Studio album by Cliff Richard
- Released: April 1965
- Recorded: Jul-Aug 1964; Nov 1963; May, Jul, Dec 1962 at EMI Studios, Barcelona; EMI Studios, London; CBS 30th Street Studio, New York City; CBS Studios, Nashville
- Genre: Pop, easy listening, MOR
- Label: Columbia Records
- Producer: Norrie Paramor

Cliff Richard chronology
| Aladdin and His Wonderful Lamp (1964) | Cliff Richard (1965) | When in Rome (1965) |

= Cliff Richard (1965 album) =

1965 studio album by Cliff Richard

Cliff Richard is the seventh studio album by Cliff Richard, released by Columbia Records on LP in 1965 and available in both mono and stereo. It is Richard's thirteenth album overall. The album peaked at number 9 in the UK Albums Chart.

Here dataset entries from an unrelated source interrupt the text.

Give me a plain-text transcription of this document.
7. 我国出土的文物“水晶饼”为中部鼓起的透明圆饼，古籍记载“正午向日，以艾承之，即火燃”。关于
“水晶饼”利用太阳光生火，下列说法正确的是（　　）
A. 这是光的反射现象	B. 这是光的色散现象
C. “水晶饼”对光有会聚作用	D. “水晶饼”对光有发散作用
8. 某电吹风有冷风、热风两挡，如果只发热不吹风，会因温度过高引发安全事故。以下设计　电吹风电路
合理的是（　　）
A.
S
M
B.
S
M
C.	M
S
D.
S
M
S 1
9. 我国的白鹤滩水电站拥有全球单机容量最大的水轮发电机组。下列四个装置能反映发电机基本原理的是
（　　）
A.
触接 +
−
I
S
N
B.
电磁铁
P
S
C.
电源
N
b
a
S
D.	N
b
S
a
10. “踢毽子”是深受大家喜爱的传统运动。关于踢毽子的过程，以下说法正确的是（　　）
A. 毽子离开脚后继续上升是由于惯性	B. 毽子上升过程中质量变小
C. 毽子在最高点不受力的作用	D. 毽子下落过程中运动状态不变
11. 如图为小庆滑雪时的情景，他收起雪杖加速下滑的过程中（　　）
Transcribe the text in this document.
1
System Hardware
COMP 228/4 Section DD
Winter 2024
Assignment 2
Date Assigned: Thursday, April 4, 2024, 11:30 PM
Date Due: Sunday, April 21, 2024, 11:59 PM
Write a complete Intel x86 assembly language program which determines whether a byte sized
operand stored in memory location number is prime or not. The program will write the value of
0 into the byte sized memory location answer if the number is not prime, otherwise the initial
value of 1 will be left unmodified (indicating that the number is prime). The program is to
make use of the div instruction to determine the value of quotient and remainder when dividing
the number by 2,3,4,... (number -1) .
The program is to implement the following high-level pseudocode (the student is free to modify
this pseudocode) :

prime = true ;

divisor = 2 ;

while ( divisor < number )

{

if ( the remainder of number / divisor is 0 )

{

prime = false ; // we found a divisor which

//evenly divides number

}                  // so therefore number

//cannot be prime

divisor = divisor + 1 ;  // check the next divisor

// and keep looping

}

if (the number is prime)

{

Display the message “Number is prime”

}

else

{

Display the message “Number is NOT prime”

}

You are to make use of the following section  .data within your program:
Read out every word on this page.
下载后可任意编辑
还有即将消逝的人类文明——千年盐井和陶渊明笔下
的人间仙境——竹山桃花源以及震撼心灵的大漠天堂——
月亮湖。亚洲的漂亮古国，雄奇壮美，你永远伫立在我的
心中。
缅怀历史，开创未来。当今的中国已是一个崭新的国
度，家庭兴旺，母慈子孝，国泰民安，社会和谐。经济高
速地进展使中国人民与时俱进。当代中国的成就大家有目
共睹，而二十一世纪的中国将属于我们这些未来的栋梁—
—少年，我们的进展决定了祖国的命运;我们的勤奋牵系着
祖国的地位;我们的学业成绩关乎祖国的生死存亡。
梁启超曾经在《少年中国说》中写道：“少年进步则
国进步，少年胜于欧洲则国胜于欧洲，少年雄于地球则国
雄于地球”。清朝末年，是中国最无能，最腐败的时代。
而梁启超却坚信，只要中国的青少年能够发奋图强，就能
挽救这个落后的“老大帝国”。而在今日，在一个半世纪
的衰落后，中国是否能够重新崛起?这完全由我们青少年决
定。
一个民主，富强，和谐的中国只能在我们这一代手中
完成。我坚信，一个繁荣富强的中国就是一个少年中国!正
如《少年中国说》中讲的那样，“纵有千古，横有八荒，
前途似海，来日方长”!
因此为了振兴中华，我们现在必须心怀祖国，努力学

In some regions outside the UK, "Angel" was released as a single. It reached number 6 in Australia and number 14 in Belgium.

Professional ratings
Review scores
| Source | Rating |
| Record Mirror | Star |

==Track listing==
1. "Angel"
2. "Sway" (with The Shadows)
3. "I Only Came to Say Goodbye" (with The Norrie Paramor Orchestra)
4. "Take Special Care" (with The Shadows, The Norrie Paramor Orchestra and The Mike Sammes Singers)
5. "Magic Is the Moonlight" (with The Shadows)
6. "House Without Windows" (with The Norrie Paramor Orchestra and The Mike Sammes Singers)
7. "Razzle Dazzle" (Charles Calhoun) (with The Shadows)
8. "I Don't Wanna Love you" (B. Mann - C. Weil)
9. "It's Not for Me to Say" (with The Norrie Paramor Orchestra and The Mike Sammes Singers)
10. "You Belong to My Heart" (with The Shadows)
11. "Again"
12. "Perfidia" (with The Shadows)
13. "Kiss" (with The Shadows, The Norrie Paramor Orchestra and The Mike Sammes Singers)
14. "Reelin' And Rockin'" (with The Shadows)

== Personnel ==
- Hank Marvin - lead guitar
- Bruce Welch - rhythm guitar
- Brian Bennett - drums
- Brian Locking - bass guitar
- The Norrie Paramor Orchestra - strings
- The Mike Sammes Singers - backing vocals
- The Jordanaires - backing vocals (on "Again")

== Releases ==
The album was first released in April 1965.

The album was repackaged as a budget album in 1970 and re-titled All My Love. It added the track "All My Love (Solo Tu)" and dropped "Angel" and "Kiss".